Software as a Service business intelligence (known as SaaS BI or on-demand BI) emerged in response to the complexity, resource drain, lengthy timeframes, and prohibitive cost of traditional enterprise software. Instead of purchasing, integrating, and implementing software themselves, SaaS BI customers purchase BI capabilities as a “service” from a vendor. The software no longer has to be implemented and maintained on the premises, but instead runs on servers in a remote location maintained by the vendor; the company accesses the service via secure internet connection. Salesforce.com, NetSuite, and RightNow are examples of successful SaaS solutions for Customer Relationship Management (CRM).
Lower upfront costs and resource requirements
SaaS solutions offer significant benefits over traditional software. Time to value is reduced, since SaaS requires weeks or months to implement, instead of years. Upfront costs are dramatically reduced, removing a lot of risk from software purchase decision-making – there is no software to buy, no extra hardware to buy, and far less implementation and ongoing effort involved. SaaS is typically priced on a subscription (usually a monthly fee) or pay-for-use basis. For this reason, SaaS solutions often are paid for as an operating expense instead of a capital expense, making it easier for SaaS BI projects to get approval.
Integrated, Automated Solutions – Faster and Easier Implementation
One of the keys to the lower cost of SaaS BI is the level of integration and automation that a SaaS BI vendor users. A fully integrated and automated vendor has already done the BI integration for you, and automated some of the most challenging and time consuming stages. Here is an example of how an integrated solution would look, in contrast with the traditional business intelligence requirements diagram from the last section.
The BirstApproach — Powerful BI That's Quick to Deploy and Easy to Use
Lower ongoing costs and resource requirements
SaaS also offers ongoing cost and value benefits.
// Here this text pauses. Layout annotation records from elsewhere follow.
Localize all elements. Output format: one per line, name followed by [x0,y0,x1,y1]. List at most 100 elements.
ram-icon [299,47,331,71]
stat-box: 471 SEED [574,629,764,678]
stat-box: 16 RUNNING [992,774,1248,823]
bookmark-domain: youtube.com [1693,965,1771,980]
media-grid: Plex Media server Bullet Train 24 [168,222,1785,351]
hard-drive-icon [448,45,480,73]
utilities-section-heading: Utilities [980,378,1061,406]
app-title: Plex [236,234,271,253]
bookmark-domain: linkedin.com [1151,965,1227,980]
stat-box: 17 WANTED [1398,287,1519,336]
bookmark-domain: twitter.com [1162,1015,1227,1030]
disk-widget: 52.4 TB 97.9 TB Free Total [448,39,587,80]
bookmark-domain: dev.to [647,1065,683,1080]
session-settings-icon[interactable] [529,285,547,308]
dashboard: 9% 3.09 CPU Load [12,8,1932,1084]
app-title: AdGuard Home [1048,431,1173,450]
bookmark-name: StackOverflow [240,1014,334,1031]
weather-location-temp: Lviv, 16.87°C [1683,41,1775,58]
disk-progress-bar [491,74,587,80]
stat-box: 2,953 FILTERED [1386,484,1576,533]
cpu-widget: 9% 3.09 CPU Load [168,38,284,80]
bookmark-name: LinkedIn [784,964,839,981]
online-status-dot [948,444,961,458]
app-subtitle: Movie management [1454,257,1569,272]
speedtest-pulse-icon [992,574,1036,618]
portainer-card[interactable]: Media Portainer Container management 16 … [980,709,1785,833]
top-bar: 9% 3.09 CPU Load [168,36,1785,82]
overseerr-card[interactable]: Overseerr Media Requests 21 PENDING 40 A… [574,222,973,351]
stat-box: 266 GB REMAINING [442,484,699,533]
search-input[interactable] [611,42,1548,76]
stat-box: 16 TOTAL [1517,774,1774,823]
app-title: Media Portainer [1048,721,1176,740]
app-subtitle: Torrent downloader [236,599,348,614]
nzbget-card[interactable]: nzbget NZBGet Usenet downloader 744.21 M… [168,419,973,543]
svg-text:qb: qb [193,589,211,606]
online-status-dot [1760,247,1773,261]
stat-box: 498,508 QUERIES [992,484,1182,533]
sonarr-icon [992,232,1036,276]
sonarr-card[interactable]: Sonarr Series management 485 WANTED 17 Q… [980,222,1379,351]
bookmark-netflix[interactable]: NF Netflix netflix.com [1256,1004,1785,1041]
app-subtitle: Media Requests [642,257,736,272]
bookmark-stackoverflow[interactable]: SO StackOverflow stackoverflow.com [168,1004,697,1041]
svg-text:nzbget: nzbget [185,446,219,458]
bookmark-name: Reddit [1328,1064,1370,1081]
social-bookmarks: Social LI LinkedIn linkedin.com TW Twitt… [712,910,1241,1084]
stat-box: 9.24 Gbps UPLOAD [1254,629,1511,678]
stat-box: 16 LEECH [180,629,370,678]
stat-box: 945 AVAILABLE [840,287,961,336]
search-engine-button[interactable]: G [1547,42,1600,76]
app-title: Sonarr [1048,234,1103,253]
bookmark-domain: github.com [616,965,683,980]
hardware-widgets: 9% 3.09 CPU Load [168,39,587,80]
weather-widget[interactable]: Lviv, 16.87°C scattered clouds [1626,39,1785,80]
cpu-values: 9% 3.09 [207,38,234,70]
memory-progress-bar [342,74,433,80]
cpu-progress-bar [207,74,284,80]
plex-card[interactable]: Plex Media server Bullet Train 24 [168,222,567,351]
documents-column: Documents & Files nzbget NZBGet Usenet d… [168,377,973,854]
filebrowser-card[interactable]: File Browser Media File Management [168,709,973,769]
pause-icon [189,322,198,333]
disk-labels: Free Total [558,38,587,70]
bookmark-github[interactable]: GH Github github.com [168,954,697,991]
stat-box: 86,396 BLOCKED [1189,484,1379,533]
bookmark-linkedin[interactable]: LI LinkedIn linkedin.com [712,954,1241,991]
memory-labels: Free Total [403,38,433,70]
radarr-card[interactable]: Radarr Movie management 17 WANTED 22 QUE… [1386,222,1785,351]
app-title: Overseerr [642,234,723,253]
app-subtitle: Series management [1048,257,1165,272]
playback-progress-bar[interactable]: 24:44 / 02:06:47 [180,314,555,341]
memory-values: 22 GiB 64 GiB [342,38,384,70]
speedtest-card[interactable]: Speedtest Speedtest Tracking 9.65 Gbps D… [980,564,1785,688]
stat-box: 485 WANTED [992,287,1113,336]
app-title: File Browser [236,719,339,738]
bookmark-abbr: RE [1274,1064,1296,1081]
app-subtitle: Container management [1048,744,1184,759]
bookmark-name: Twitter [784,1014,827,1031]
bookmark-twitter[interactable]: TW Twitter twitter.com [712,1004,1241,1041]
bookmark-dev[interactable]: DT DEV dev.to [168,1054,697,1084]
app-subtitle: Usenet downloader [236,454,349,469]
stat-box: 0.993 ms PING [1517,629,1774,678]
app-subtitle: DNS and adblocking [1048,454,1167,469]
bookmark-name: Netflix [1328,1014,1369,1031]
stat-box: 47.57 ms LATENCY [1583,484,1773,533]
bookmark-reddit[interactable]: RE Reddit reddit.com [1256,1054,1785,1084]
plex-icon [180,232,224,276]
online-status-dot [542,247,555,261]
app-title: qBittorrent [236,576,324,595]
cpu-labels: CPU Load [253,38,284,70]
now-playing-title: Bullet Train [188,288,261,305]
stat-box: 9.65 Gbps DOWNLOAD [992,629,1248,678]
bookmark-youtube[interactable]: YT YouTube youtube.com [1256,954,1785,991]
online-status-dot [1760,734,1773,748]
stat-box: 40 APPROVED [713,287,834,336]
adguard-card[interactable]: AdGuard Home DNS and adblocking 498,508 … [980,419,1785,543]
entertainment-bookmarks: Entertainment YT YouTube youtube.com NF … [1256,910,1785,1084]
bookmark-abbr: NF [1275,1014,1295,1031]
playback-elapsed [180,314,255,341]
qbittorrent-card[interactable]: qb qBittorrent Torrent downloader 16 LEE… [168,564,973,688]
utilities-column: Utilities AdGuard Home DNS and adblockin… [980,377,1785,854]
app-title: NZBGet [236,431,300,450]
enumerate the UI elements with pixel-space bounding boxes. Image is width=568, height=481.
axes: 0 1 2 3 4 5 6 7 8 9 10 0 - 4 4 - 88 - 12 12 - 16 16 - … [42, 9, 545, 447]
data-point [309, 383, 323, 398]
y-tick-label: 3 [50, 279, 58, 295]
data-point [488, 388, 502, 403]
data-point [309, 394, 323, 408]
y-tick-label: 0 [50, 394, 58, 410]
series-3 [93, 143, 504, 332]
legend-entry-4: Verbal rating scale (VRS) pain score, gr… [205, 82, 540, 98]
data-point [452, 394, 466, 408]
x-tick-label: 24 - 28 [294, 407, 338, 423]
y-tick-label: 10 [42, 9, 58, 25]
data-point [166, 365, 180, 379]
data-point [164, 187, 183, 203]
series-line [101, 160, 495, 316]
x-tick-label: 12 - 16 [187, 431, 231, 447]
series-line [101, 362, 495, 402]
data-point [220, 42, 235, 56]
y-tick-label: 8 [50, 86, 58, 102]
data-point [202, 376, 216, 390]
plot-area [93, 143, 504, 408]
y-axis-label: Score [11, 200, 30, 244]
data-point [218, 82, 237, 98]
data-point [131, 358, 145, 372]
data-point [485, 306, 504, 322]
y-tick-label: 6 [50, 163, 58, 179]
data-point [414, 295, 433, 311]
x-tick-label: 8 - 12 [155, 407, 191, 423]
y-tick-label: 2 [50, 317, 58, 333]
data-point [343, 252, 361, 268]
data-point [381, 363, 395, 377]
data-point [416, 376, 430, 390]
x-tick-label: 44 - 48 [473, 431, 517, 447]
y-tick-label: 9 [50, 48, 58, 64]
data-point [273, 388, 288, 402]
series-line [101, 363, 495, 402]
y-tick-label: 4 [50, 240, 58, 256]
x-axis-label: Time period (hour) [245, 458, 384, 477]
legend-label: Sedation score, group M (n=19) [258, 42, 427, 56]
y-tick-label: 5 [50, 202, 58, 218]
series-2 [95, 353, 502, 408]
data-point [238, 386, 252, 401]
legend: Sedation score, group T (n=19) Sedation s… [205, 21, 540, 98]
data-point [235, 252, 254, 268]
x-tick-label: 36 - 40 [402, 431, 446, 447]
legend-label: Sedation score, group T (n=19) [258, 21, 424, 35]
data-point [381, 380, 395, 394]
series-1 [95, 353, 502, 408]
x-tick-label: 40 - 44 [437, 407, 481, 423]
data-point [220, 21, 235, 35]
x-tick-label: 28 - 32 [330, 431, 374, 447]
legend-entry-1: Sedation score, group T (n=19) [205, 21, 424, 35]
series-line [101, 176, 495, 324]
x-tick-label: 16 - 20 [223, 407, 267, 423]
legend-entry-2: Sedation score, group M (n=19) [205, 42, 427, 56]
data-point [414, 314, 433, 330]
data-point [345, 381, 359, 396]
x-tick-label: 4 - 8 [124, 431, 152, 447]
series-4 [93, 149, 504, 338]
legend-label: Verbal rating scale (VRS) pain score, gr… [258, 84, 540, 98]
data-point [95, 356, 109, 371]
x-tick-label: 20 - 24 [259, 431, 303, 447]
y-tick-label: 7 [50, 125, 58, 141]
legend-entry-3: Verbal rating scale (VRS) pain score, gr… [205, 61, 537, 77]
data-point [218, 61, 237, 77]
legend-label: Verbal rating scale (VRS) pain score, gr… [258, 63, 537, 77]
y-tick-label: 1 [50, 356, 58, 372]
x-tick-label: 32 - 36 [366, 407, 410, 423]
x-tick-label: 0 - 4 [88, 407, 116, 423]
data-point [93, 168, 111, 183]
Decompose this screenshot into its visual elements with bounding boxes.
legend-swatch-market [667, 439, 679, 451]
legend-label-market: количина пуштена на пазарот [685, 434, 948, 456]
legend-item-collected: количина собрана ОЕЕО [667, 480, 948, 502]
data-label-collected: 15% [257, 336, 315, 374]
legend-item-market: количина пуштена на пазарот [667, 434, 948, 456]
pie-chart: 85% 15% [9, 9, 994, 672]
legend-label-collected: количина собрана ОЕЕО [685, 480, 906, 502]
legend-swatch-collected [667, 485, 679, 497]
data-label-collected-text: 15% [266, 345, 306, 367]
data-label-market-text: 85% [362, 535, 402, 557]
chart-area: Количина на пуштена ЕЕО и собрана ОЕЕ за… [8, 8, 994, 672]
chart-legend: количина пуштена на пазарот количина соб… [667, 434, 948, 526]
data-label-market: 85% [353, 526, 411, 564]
SaaS can be rolled out to a limited project at first, so that value and effectiveness can be quickly demonstrated. Then, it can be rolled out on an iterative basis, allowing other data sources and users to be added easily later. In this way, companies can prove to themselves the value before making extensive commitments, and high priority projects are easily tackled first, with less additional effort required to scale or extend a deployment. SaaS customers are often upgraded automatically by the vendor, so that individual companies no longer have to concern themselves with the time and cost of rolling out software upgrades themselves.
Flexible and easier to use – business users can serve themselves
SaaS solutions also tend to be more user friendly than traditional BI solutions, which were built expressly for the use of analysis experts within an IT organization. While the traditional approach allowed highly complex analysis to be done, it made IT into a critical bottleneck for achieving business reporting, since the number of trained users were limited in number and reported through the IT organization instead of a business function. SaaS solutions are often created to serve both business users and analysis experts, so that business users can receive the robust reporting and data exploration that they need, while experts can tackle more complex and involved inquiries.